Showing existence in congruence $q\equiv d^k+\frac{mp_n\#}d\pmod{p_n\#}$

Question

The basic (updated) problem is

Given $n\in\Bbb N,q:(q,p_n\#)=1$, show that there exist $d\mid p_n\#,k\ge 1,m\in [1,p_n-1]$ such that $q\equiv d^k+\frac{mp_n\#}d\pmod{p_n\#}$.

(Note that $d$ is allowed to be negative. Here $p_n\#$ refers to the primorial of the $n$th prime.)

So far I've got proof for $n=3, p_n\#=30$, and I'm using that as the base case for an inductive approach. So taking $n\ge 3, q_1:(q_1,p_{n+1}\#)=1$, we have that $\exists d_0\mid p_n\#,k_0\ge 1,m\in[1,p_n-1]$ such that $q_1\equiv d_0^{k_0}+\frac{mp_n\#}{d_0}\pmod {p_n\#}$. Since $(p_{n+1},p_n\#)=1$, there exists $u:p_{n+1}^u\equiv 1\pmod{\frac{p_n\#}{d_0}}$, so we also have $q_1\equiv d_0^{k_0}p_{n+1}^u+\frac{mp_n\#}{d_0}\pmod {p_n\#}$, and I can get really close with $\exists m_1:q_1\equiv d_0^{k_0}p_{n+1}^u+\frac{(d_0m_1+m)p_{n+1}\#}{d_0p_{n+1}}\pmod {p_{n+1}\#}$, but I'm not certain how to show that $\exists f: (d_0p_{n+1})^f\equiv d_0^{k_0}p_{n+1}^u\pmod {p_{n+1}\#}$.

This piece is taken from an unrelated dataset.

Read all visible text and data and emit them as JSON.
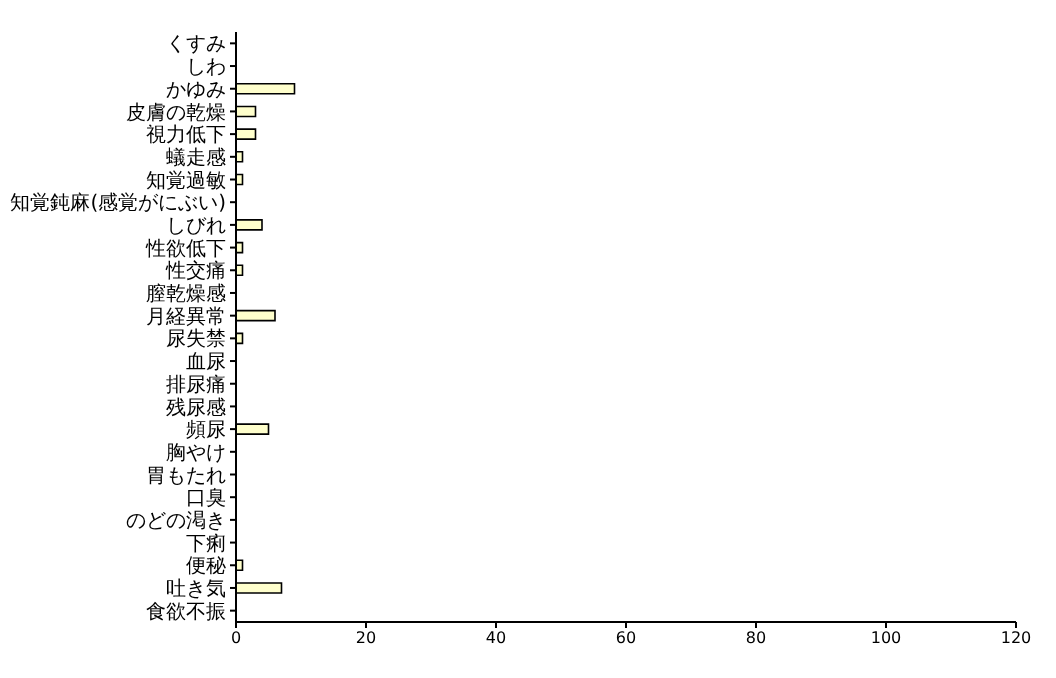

Additionally, I can see that $d_0p_{n+1}q_1\equiv d_0^{k_0+1}p_{n+1}^{u+1}\pmod{p_{n+1}\#}$. This implied form would be excellent if I could prove that it in turn implies the desired form above.

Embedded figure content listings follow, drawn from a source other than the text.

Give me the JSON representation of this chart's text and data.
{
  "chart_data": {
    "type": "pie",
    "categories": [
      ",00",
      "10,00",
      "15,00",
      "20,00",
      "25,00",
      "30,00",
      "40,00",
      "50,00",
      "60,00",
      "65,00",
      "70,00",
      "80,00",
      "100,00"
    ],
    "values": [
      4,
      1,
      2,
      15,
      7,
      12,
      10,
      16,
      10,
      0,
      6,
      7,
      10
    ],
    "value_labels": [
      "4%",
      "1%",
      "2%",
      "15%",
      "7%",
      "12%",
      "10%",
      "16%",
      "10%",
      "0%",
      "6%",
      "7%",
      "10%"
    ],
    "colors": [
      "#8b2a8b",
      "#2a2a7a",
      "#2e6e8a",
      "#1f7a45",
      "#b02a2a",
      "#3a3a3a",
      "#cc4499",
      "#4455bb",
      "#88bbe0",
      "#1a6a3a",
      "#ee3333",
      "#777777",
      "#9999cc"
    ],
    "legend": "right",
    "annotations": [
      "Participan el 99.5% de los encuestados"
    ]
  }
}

Is there a better approach for this question, or perhaps an additional step I'm not seeing? This is not homework; yes, this does mean that it is possible for the problem statement to be false in general, although the (limited) heuristics I have so far indicate it should hold (up through $n=12$ so far).

Answer 1

The conjecture as stated joins the previous versions in being false. The question in one edit incorrectly states that the conjecture was proven up through $n=20$, while a programming error caused a missed value for $n=13,q=23$. The most that it is possible to say is that

$$\tag{1}\forall q:(q,p_n\#)=1, \exists d\mid p_n\#,\exists m:(m,d)=1,\exists k_i\in\Bbb N:\\q\equiv\prod_{r'\mid d}r'^{k_{r'}}+\frac{mp_n\#}d\pmod{p_n\#}$$

(Note that $r'$ is read as "$r$ is prime".) This version is effectively proven in the question, but for the sake of clarity here is the full proof: taking that the statement $(1)$ holds by the direct claim in the question for $n=3$, assume that it also holds for some arbitrary $n=s$ and let arbitrary $q:(q,p_{s+1}\#)=1$ be given. Then we have $(q,p_s\#)=1$ also, allowing $\exists d\mid p_s\#,\exists m:(m,d)=1,\exists k_i\in\Bbb N:q\equiv\prod_{r'\mid d}r'^{k_{r'}}+\frac{mp_s\#}d\pmod{p_s\#}$. Since we further have $(p_{s+1},p_s\#)=1$, there is a $u\in\Bbb N:p_{s+1}^u\equiv 1\pmod{p_s\#}$. Then we also have $q\equiv p_{s+1}^u\prod_{r'\mid d}r'^{k_{r'}}+\frac{mp_{s+1}\#}{dp_{s+1}}\pmod{p_s\#}$, which can be finally combined with a multiple of $p_s\#$ as $\exists m_1\in[1,p_{s+1}-1]:q\equiv \prod_{r'\mid dp_{s+1}}r'^{k_{r'}}+\frac{(m_1d+m)p_{s+1}\#}{dp_{s+1}}\pmod{p_{s+1}\#}$. This is the required form, and $q$ was arbitrary within the correct range, proving the statement $(1)$.